Pero no estaba solo. Aunque un hombre había muerto, la firma Feingold y Martín seguía viva, pues una empresa no muere, así como no muere un robot. La firma tenía sus instrucciones y las cumplió al pie de la letra. A través del fondo fiduciario y la firma legal, Andrew conservó su fortuna y, a cambio de una suculenta comisión anual, Feingold y Martín se involucró en los aspectos legales de la nueva cámara de combustión.
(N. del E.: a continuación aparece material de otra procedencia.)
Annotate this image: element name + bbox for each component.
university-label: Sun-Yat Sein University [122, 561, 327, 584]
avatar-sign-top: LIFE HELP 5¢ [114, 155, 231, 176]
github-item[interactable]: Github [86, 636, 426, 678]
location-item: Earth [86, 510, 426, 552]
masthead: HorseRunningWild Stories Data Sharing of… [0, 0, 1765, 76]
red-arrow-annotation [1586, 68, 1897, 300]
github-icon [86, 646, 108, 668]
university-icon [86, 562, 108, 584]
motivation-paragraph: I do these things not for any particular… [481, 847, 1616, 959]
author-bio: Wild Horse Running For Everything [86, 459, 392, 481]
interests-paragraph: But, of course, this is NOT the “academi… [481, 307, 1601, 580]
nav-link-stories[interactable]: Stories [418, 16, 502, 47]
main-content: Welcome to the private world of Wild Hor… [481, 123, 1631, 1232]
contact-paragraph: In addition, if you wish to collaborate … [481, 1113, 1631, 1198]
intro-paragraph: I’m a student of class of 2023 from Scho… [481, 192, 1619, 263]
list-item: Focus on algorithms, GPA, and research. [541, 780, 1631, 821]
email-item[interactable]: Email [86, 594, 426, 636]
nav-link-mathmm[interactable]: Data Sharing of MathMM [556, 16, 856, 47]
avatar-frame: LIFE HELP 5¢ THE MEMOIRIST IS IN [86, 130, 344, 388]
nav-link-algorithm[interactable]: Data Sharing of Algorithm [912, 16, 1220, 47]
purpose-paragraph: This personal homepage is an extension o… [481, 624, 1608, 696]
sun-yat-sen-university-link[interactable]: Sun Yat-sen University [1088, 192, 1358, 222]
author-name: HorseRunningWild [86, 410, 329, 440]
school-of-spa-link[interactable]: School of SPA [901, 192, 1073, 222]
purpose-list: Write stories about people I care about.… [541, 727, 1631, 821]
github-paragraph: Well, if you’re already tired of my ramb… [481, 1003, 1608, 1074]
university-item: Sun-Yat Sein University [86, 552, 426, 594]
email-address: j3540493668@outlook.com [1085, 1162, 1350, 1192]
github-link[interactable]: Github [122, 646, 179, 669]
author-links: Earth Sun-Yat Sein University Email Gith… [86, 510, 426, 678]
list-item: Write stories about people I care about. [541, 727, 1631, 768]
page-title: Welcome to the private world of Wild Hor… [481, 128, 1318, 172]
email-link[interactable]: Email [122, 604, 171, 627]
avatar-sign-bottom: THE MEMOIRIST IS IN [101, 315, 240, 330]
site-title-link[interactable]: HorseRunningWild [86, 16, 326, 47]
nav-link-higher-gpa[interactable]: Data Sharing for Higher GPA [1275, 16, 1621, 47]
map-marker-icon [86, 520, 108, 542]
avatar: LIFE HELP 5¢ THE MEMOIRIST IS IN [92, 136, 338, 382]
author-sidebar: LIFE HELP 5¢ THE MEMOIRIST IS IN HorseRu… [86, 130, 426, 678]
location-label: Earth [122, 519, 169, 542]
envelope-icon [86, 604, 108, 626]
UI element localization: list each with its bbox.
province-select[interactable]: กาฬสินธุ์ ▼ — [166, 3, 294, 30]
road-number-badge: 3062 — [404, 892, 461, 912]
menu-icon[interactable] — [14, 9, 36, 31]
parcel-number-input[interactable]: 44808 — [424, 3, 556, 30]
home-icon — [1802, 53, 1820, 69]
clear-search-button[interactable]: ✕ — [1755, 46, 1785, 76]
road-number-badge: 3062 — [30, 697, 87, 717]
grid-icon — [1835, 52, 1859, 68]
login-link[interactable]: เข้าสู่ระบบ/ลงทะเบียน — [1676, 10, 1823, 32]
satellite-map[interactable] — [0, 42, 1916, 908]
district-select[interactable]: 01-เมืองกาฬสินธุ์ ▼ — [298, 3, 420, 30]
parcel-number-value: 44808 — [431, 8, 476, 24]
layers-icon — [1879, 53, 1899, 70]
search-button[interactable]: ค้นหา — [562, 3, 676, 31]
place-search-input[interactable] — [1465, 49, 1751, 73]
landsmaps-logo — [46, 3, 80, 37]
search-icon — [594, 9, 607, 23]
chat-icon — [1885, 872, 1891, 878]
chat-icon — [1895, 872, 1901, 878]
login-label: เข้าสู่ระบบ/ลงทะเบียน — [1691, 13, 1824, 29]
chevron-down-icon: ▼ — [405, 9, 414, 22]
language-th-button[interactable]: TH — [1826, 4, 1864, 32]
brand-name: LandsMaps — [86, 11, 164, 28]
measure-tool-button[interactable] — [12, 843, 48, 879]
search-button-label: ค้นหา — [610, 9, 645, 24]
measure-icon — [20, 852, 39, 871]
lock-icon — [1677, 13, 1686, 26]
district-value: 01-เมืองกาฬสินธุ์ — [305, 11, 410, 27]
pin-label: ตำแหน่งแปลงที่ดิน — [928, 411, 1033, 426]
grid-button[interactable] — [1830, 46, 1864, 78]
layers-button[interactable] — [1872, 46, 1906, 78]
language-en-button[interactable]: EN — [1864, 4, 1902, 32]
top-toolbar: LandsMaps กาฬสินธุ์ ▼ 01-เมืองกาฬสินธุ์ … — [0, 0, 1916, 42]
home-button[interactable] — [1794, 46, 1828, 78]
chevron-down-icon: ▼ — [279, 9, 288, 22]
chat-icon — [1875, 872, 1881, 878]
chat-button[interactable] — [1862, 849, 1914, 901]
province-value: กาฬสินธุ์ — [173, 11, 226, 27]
Cuando llegó el momento de visitar Robots y Hombres Mecánicos S.A., lo hizo a solas. En una ocasión había ido con el Señor y en otra con Paul; esa vez era la tercera, estaba solo y parecía un hombre.
La empresa había cambiado. La planta de producción se había desplazado a una gran estación espacial, como ocurría con muchas industrias. Con ellas se habían ido muchos robots. La Tierra parecía cada vez más un parque, con una población estable de mil millones de personas y una población similar de robots, de los cuales un treinta por ciento estaban dotados de un cerebro autónomo.
El director de investigaciones era Alvin Magdescu, de tez y cabello oscuros y barba puntiaguda. Sobre la cintura sólo usaba la faja pectoral impuesta por la moda. Andrew vestía según la anticuada moda de hacía varias décadas.
—Te conozco, desde luego —dijo Magdescu—, y me agrada verte. Eres uno de nuestros productos más notables y es una lástima que el viejo Smythe-Robertson te tuviera inquina. Podríamos haber hecho un gran trato contigo.
—Aún pueden.
—No, no creo. Ha pasado el momento. Hace más de un siglo que tenemos robots en la Tierra, pero eso está cambiando. Se irán al espacio y los que permanezcan aquí no tendrán cerebro.
—Pero quedo yo, y me quedo en la Tierra.
—Sí, pero tú no pareces un robot. ¿Qué nueva solicitud traes?
—Quiero ser menos robot. Como soy tan orgánico, deseo una fuente orgánica de energía. Aquí tengo los planos…
Magdescu los miró sin prisa. Los observaba con creciente interés.
—Es notablemente ingenioso. ¿A quién se le ha ocurrido todo esto?
—A mí.
Magdescu lo miró fijamente.
—Supondría una reestructuración total del cuerpo y sería experimental, pues nunca se ha intentado. Te aconsejo que no lo hagas, que te quedes como estás.
El rostro de Andrew tenía una capacidad expresiva limitada, pero no ocultó su impaciencia.
—Profesor Magdescu, no lo entiende. Usted no tiene más opción que acceder a mi requerimiento. Si se pueden incorporar estos dispositivos a mi cuerpo, también se pueden incorporar a cuerpos humanos. La tendencia a prolongar la vida humana mediante prótesis se está afianzando. No hay dispositivos mejores que los que yo he diseñado y sigo diseñando. Controlo las patentes a través de Feingold y Martin. Somos capaces de montar una empresa para desarrollar prótesis que quizá terminen generando seres humanos con muchas de la propiedades de los robots. Su empresa se verá afectada. En cambio, si me opera ahora y accede a hacerlo en circunstancias similares en el futuro, percibirá una comisión por utilizar las patentes y controlar la tecnología robótica y protésica para seres humanos. El alquiler inicial se otorgará sólo cuando se haya realizado la primera operación, y cuando haya pasado tiempo suficiente para demostrar que tuvo éxito.